Editorial Policy

Automatic Payments: Time Saver or Financial Snooze Button?

Kristin McGrath

January 25, 2013

This weekend, a friend looked at me like I was crazy when she saw my to-do list taped on the wall near my desk.

“Pay electric bill?” she asked incredulously, reading off the first item. “How do you seriously not have auto-pay set up for that? Are you my mom? Do you write out a check and lick a stamp and mail it?”

For the record, I pay the bill online (not via snail mail) — but I do pay it manually, every month, along with several other bills. I do have automatic payments set up for some bills, but I prefer to pay as many as I can the “hard” way.

The benefits of automatic payments seem obvious: They take a minute to set up and save you hours over the course of a year. Because you can’t forget a bill, you can avoid late fees.

Yet automatic payments can have disadvantages, too, as personal finance bloggers from Christian Personal Finance, Moolanomy and WiseBread have all pointed out. Because you know your bills are getting paid, it makes it easier to ignore your billing statements and miss errors. If you don’t keep an eye on the balance of the account that these bills get paid from, you might end up with an overdrawn account. Plus, as I learned last year, setting automatic payments to your debit card can blow up in your face if that debit card gets compromised by a thief.

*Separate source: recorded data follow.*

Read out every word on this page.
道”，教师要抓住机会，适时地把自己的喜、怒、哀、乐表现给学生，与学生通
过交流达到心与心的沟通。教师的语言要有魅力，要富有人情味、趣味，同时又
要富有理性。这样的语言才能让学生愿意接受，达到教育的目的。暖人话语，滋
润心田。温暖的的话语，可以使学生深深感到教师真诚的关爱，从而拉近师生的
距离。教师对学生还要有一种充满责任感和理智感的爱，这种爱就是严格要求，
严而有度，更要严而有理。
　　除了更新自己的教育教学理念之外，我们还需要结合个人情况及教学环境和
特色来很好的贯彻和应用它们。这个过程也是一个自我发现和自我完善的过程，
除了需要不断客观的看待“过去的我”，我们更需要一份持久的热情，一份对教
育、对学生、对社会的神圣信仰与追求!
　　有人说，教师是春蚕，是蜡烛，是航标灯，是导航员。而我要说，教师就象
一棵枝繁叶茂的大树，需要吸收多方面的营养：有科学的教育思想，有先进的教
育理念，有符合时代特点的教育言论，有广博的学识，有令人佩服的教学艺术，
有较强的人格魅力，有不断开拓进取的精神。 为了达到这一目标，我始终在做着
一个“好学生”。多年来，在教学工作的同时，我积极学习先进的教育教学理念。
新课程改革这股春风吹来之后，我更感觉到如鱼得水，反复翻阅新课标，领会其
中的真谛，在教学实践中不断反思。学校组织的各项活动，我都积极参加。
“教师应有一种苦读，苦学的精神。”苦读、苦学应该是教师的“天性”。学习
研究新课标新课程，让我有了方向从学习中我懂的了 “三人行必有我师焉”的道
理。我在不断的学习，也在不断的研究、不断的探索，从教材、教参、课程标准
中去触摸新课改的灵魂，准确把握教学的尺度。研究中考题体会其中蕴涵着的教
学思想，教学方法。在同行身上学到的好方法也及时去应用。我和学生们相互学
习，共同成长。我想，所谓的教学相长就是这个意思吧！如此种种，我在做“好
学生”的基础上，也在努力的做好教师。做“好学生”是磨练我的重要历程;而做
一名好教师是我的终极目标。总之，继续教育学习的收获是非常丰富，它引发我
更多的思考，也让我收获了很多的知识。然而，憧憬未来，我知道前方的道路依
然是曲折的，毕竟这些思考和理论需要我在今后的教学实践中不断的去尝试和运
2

I’ve now reached what I find to be a healthy compromise with automatic payments that allows me to use them without relying on them for everything. Here’s a rundown of my current system:

Bills I pay automatically:

  • Car insurance: I pay my premium twice per year. That’s seldom enough for me to forget about it — or at least forget the password that would allow me to log into Geico and pay it manually. So this bill gets paid automatically out of my checking account.
  • Storage unit: This bill is the same every month, so there’s less room for billing errors. When I look over my checking account online, I make sure it’s there and that it’s the correct amount.
  • Cellphone: I recently re-joined my family’s family plan to save money, but before that, I let auto-pay take care of my cellphone bill. I’d glance at the amount and investigate the matter further if it was higher than it should have been.

Bills I pay manually:

  • Electric bill: I canceled automatic payments after my account got compromised last year and never reinstated them once I realized how beneficial it was to take a close look at the billing statements. It’s become a game to try to use less electricity every month; a game that is saving me money. Sure, I could pay the bill automatically and still look at the statement. But I know my financial habits too well to believe that I would actually look at it if I didn’t have to.
  • Rent: At my apartment complex, a bunch of additional charges get added to my rent, including pest control, trash disposal and water, so the bill varies each month. I have spotted too many billing errors to ever trust this bill to auto-pay.
  • Credit card: I use my credit card for online purchases, travel purchases and big-ticket items. Paying this bill manually every month forces me to look my credit card statement in the eye and acknowledge how much some of my more expensive habits are costing me. Plus, I want to be able to spot fraudulent charges as soon as possible.

Are you a fan of automatic payments? Which bills do you use them for? Are there some bills you’ll never use them for?

With keeping your finances running smoothly in mind, here are some of my favorite personal finance blog posts of the week:

Kim from Eyes on the Dollar recounts the not-so-glamorous jobs she’s held and what she learned from them.

This is Common Cents calculates the real cost of cheap food.

Frugal Habits presents some ways to save money on gas.

Master the Art of Saving explains how making do with a simpler phone can save you money.

Debt Roundup advises readers to hold off on vacations until they’ve paid off all debt.

Wealth Pilgrim suggests some escape routes from five common debt traps.